Intervention de François de la Guéronnière

Commission des affaires sociales — Réunion du 27 juillet 2022 à 9h30
Enquête demandée par la commission sur le 100 % santé — Audition de M. François de la Guéronnière président de section à la cour des comptes

François de la Guéronnière, président de section à la Cour des comptes :

Je vous remercie vivement de m'avoir invité à présenter ce rapport de la Cour des comptes sur la réforme du 100 % santé. Je voudrai tout d'abord rappeler le cadre dans lequel cette réforme a été mise en oeuvre. Le 100 % santé était une promesse électorale du président de la République formulée durant la campagne de 2017. La réforme ne remet pas en cause l'articulation entre l'assurance maladie obligatoire et l'assurance complémentaire santé. Si les premiers éléments de cette réforme se sont concrétisés dès 2018, son entrée en vigueur intégrale n'a eu lieu qu'en 2021. La Cour n'a donc disposé que d'un recul limité pour procéder à ce premier bilan de mise en oeuvre du 100% santé, bilan qui repose sur des données parcellaires. Enfin, la réforme a été percutée par la crise sanitaire qui a probablement retardé sa mise en oeuvre.

Ma présentation s'articulera autour de trois points : un rappel des objectifs de la réforme, une présentation des premiers résultats, une évaluation des coûts.

La persistance de restes à charge élevés dans le champ de l'optique, du dentaire et de l'audioprothèse est le fondement de la réforme. Ces restes à charge étaient moindres en optique du fait de l'existence d'offres sans reste à charge. Ces restes à charge étaient à l'origine de renoncements aux soins, renoncements plus fréquents lorsque les personnes ne disposaient pas d'une assurance santé complémentaire, alors que ce mode de couverture n'est que peu concerné par cette réforme.

La réforme a procédé à la création de trois paniers de soins différenciés (100 % santé, libre, avec un reste à charge maitrisé).
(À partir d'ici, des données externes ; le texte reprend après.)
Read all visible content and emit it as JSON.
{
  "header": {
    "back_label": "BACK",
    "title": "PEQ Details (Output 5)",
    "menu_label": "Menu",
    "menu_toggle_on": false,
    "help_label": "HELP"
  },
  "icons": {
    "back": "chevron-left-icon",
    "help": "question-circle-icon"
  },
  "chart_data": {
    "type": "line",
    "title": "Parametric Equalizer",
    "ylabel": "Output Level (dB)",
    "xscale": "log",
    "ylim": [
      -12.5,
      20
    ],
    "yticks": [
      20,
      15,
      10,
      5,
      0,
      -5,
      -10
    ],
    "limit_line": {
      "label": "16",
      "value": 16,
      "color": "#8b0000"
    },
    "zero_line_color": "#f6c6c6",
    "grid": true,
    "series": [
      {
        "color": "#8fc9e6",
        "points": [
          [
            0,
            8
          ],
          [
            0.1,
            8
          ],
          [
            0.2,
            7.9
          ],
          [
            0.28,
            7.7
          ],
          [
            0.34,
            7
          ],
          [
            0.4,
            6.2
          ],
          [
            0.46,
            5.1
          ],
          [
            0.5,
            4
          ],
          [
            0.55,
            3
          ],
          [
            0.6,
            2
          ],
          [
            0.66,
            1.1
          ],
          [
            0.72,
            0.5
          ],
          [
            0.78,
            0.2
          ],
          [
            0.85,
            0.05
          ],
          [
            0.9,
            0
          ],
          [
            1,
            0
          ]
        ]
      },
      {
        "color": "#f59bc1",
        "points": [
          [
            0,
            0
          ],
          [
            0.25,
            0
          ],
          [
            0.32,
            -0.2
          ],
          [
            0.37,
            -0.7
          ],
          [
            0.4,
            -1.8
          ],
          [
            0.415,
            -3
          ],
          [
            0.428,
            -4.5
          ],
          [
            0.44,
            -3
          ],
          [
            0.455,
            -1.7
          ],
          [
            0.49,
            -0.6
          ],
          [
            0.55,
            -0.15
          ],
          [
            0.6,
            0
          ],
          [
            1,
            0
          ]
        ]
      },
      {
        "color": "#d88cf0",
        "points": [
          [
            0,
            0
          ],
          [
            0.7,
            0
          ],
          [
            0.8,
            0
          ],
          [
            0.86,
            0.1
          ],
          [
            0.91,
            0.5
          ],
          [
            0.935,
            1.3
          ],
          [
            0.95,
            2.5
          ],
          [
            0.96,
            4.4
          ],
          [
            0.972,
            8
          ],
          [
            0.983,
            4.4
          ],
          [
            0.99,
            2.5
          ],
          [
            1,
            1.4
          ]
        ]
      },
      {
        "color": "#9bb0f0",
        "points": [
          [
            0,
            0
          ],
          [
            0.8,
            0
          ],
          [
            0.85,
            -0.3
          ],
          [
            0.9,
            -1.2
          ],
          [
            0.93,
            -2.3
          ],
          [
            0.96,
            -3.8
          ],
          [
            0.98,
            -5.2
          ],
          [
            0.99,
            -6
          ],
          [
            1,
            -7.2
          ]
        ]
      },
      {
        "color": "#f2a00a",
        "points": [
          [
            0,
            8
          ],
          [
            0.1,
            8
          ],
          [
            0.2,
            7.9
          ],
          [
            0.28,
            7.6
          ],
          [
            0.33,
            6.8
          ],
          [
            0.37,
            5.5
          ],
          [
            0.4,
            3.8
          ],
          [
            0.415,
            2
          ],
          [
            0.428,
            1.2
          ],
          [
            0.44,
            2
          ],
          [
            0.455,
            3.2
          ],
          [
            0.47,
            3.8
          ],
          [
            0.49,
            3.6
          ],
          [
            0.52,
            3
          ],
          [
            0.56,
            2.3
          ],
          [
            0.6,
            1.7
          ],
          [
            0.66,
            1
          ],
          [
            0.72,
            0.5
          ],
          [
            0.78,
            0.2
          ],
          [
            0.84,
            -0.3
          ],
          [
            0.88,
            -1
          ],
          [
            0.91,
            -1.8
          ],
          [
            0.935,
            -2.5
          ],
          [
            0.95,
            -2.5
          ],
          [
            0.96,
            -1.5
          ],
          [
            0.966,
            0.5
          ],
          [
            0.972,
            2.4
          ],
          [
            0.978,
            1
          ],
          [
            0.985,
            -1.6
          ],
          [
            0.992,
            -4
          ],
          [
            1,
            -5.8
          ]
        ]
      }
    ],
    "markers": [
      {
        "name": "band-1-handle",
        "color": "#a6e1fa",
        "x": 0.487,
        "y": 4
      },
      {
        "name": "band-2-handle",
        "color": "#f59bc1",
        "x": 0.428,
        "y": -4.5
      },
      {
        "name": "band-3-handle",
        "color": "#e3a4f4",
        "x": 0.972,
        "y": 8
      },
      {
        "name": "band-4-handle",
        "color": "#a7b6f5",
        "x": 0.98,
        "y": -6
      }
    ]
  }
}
Son objectif est de plafonner le prix des soins des paniers 100 % santé et de proposer un remboursement intégral par le biais de l'assurance-maladie obligatoire et de l'assurance complémentaire santé.

Pour les prothèses dentaires et auditives, le dispositif supprime les restes à charge sur des équipements déjà consommés par une partie de la population. En optique, le dispositif introduit de nouveaux produits sans reste à charge, d'un niveau de prix très inférieur à celui des équipements majoritairement consommés jusqu'alors.

Cette réforme bénéficie également aux assurés de la complémentaire santé solidaire, les équipements proposés dans les paniers 100 % santé étant de gammes supérieures à celles des produits qui leur étaient proposés jusqu'alors. En contrepartie, le remboursement de l'assurance maladie obligatoire hors paniers 100 % santé a été réduit en optique et le plafonnement du remboursement des lunettes abaissé pour les complémentaires santé.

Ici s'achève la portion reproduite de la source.